The beautiful Sternberg Palace is situated near Prague Castle. It was built in the late 17th century by the Count of Sternberg, Vaclav Vojtech, using the baroque architectural style.
The collection is spread over two main floors. It is a beautifully ornate building, whose exterior walls are embellished with sculptured reliefs. The palace's four sides surround a courtyard in the center of which is a bronze statue of a lion killing a huge snake.
The interior is even more lavishly decorated with walls, ceilings, floors all adorned with art or fine furnishings which add to the feeling of pure luxury. Many of the ceilings are covered in artwork and in two of the halls, mirrors have been placed on the ceilings.
It has had several owners and functions over its history. In 1811, the palace changed hands and was bought by the Society of Patriotic Friends of the Arts, who used it as a picture gallery, showcasing the Society's art collection. Then at the end of the 19th century, it was converted into a mental institution. In World War II it was commandeered by the Army and used as barracks.
After extensive restoration work in 2002 and 2003, the palace was taken over by the Czech National Gallery and opened to the public. It contains a varied collection of early European art stretching from classical times to the end of the baroque era. There is also a smaller 19th century collection of works on display.

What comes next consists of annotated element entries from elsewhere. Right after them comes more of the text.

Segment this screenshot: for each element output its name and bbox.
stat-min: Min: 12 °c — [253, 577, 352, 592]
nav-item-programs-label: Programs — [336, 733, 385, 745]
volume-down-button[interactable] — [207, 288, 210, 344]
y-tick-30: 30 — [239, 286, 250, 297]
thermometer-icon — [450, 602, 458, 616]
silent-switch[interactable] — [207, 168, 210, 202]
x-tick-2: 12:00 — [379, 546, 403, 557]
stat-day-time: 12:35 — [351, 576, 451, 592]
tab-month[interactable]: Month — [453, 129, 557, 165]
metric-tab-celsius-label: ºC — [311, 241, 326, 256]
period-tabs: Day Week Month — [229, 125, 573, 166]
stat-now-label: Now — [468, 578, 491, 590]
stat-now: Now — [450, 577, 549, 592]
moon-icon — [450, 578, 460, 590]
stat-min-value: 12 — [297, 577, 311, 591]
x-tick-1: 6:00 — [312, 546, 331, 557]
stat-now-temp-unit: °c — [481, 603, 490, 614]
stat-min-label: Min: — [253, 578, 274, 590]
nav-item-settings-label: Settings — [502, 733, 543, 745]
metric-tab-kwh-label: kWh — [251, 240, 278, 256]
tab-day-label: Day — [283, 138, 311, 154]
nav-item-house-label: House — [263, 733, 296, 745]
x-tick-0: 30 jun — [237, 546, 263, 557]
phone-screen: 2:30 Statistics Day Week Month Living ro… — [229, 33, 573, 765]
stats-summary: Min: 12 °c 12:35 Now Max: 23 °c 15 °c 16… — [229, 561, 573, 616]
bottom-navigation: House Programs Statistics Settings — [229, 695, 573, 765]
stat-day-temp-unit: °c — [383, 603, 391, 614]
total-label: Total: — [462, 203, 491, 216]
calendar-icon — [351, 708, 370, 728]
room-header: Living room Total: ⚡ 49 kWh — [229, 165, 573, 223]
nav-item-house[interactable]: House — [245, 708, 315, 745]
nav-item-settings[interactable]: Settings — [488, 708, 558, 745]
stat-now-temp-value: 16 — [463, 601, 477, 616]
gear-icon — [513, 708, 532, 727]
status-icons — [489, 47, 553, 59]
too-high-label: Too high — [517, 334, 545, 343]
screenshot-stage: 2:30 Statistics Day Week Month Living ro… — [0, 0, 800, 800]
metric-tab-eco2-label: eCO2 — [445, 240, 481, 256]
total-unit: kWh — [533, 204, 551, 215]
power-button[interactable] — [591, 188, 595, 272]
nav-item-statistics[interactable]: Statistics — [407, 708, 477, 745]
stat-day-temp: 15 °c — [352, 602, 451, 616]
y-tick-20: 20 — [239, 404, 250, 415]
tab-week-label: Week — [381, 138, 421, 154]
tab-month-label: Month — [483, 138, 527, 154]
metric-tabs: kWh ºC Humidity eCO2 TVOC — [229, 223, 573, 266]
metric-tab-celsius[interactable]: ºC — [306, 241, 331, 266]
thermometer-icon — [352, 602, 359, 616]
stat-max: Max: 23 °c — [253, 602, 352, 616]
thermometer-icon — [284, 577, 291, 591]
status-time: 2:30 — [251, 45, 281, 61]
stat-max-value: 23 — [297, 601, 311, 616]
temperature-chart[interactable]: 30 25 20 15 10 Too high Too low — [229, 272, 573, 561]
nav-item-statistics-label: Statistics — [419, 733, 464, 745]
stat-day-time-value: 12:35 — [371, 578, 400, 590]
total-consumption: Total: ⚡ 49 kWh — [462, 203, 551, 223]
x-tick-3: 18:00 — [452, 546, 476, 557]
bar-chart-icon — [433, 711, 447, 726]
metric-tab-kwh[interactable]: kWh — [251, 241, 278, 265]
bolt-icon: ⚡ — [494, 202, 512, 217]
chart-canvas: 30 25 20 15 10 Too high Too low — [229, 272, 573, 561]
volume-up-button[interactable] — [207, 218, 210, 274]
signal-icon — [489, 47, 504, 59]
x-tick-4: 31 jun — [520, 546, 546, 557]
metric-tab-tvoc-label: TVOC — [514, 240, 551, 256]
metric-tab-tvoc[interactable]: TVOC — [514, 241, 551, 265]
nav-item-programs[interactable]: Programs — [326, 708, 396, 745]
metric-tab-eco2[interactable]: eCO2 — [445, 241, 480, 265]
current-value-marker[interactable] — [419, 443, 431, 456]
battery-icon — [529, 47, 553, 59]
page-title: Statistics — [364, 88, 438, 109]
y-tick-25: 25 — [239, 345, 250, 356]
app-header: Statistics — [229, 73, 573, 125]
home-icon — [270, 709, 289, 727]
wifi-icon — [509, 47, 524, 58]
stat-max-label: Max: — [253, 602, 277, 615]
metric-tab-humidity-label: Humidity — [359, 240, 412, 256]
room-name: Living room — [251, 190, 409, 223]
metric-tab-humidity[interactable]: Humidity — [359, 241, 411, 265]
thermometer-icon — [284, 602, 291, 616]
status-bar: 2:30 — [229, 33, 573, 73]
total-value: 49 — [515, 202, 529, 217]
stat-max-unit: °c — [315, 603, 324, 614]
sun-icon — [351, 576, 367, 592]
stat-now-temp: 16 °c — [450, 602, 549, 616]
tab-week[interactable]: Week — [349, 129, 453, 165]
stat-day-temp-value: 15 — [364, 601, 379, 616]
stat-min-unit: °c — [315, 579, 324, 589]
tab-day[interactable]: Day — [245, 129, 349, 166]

The artworks are well presented in an orderly way. The first floor contains works from ancient Greece and Rome and works from the 14th to 16th century can be viewed. On the next floor are mainly works by internationally acclaimed artists including Rubens, Rembrandt, Goya and Van Dyck. The ground floor houses mostly Austrian and German art from the 16th to 18th century. Other parts of the collection include prints, crafts and sculptures.